Historian Thomas W. Laqueur posed these questions on a Tuesday in early October to students in Professor Natasha Staller’s class “Witches, Vampires and Other Monsters.” The upper-level art history course explores cultural connotations of “the monstrous” and how people imagine evil.
Staller invited Laqueur to her class as part of the Phi Beta Kappa Society’s Visiting Scholars Program, in which undergraduates meet and exchange ideas with scholars in the arts and humanities. Laqueur, who specializes in the cultural history of the body, led a discussion with students about Holocaust memorials and the AIDS Memorial Quilt—and, more generally, about how and why the living remember and honor the dead.
In preparation, Staller’s students watched Common Threads: Stories from the Quilt, a 1989 documentary about the AIDS quilt. They also read Laqueur’s review of the 1996 book French Children of the Holocaust: A Memorial, edited by Serge Klarsfeld.
The class conversation on Oct. 3 explored both the vilification and the memorialization of Jews who died in the Holocaust and people who died of AIDS in the 1980s. “Like the witches we studied earlier,” Staller says, “they were despised and demonized by many in society, who believed they deserved every punishment and a hideous death.”

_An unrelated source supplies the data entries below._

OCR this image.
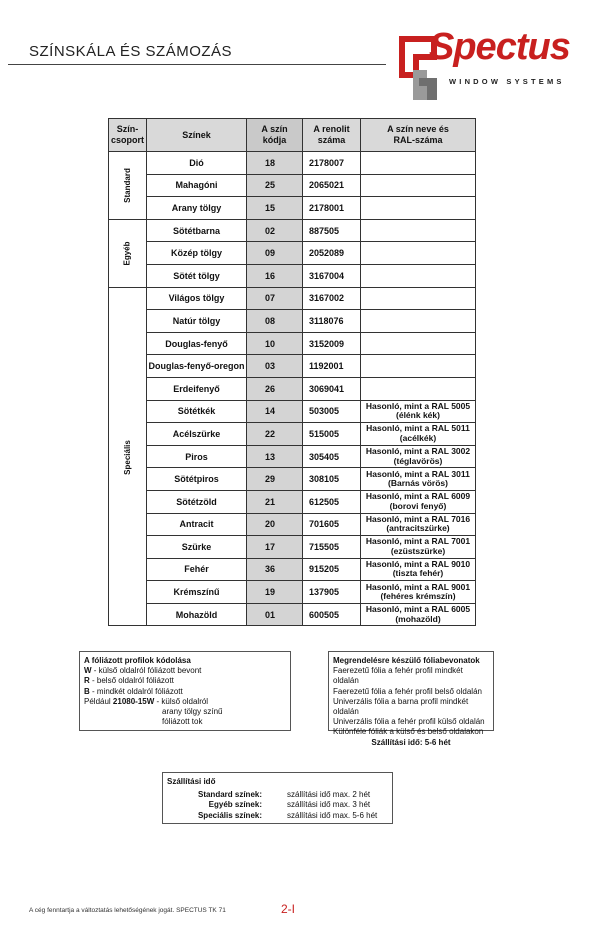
SZÍNSKÁLA ÉS SZÁMOZÁS	Spectus
WINDOW SYSTEMS
Szín-
csoport	Színek	A szín
kódja	A renolit
száma	A szín neve és
RAL-száma
Standard	Dió	18	2178007	

	Mahagóni	25	2065021	

	Arany tölgy	15	2178001	

Egyéb	Sötétbarna	02	887505	

	Közép tölgy	09	2052089	

	Sötét tölgy	16	3167004	

Speciális	Világos tölgy	07	3167002	

	Natúr tölgy	08	3118076	

	Douglas-fenyő	10	3152009	

	Douglas-fenyő-oregon	03	1192001	

	Erdeifenyő	26	3069041	

	Sötétkék	14	503005	Hasonló, mint a RAL 5005
(élénk kék)

	Acélszürke	22	515005	Hasonló, mint a RAL 5011
(acélkék)

	Piros	13	305405	Hasonló, mint a RAL 3002
(téglavörös)

	Sötétpiros	29	308105	Hasonló, mint a RAL 3011
(Barnás vörös)

	Sötétzöld	21	612505	Hasonló, mint a RAL 6009
(borovi fenyő)

	Antracit	20	701605	Hasonló, mint a RAL 7016
(antracitszürke)

	Szürke	17	715505	Hasonló, mint a RAL 7001
(ezüstszürke)

	Fehér	36	915205	Hasonló, mint a RAL 9010
(tiszta fehér)

	Krémszínű	19	137905	Hasonló, mint a RAL 9001
(fehéres krémszín)

	Mohazöld	01	600505	Hasonló, mint a RAL 6005
(mohazöld)
A fóliázott profilok kódolása
W - külső oldalról fóliázott bevont
R - belső oldalról fóliázott
B - mindkét oldalról fóliázott
Például 21080-15W - külső oldalról
arany tölgy színű
fóliázott tok
Megrendelésre készülő fóliabevonatok
Faerezetű fólia a fehér profil mindkét oldalán
Faerezetű fólia a fehér profil belső oldalán
Univerzális fólia a barna profil mindkét oldalán
Univerzális fólia a fehér profil külső oldalán
Különféle fóliák a külső és belső oldalakon
Szállítási idő: 5-6 hét
Szállítási idő
Standard színek:	szállítási idő max. 2 hét
Egyéb színek:	szállítási idő max. 3 hét
Speciális színek:	szállítási idő max. 5-6 hét
A cég fenntartja a változtatás lehetőségének jogát. SPECTUS TK 71	2-I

Laqueur suggested that memorials like the quilt, with its 48,000 panels commemorating people who died of AIDS, can change historical narratives: those who died were able to increase awareness of “a terrible disease that no one was really paying attention to at the time.”
One student wondered aloud to her classmates about the intention behind memorials, asking, “Are they for families and descendants, or a way to remember and not repeat history?”
Another spoke of the ways in which memorials feature people’s names. “I once saw a memorial where families were grouped together, which gave immense context to understanding the significance of these deaths,” he said, “whereas a memorial of seemingly endless names feels more about the totality.”
The day after the class, Laqueur expanded on his ideas in a public lecture. He said caring for and remembering the dead can help us feel closer to them. Paraphrasing art critic Dave Hickey, he compared the notion of feeling close to the dead to watching a magician perform:
“If what magicians did were in fact real, we would lose interest,” Laqueur said. “We take pleasure in seeing the impossible appear possible, and the invisible appear visible.” Feeling closer to those who’ve died, he said, “is magic we can believe in.”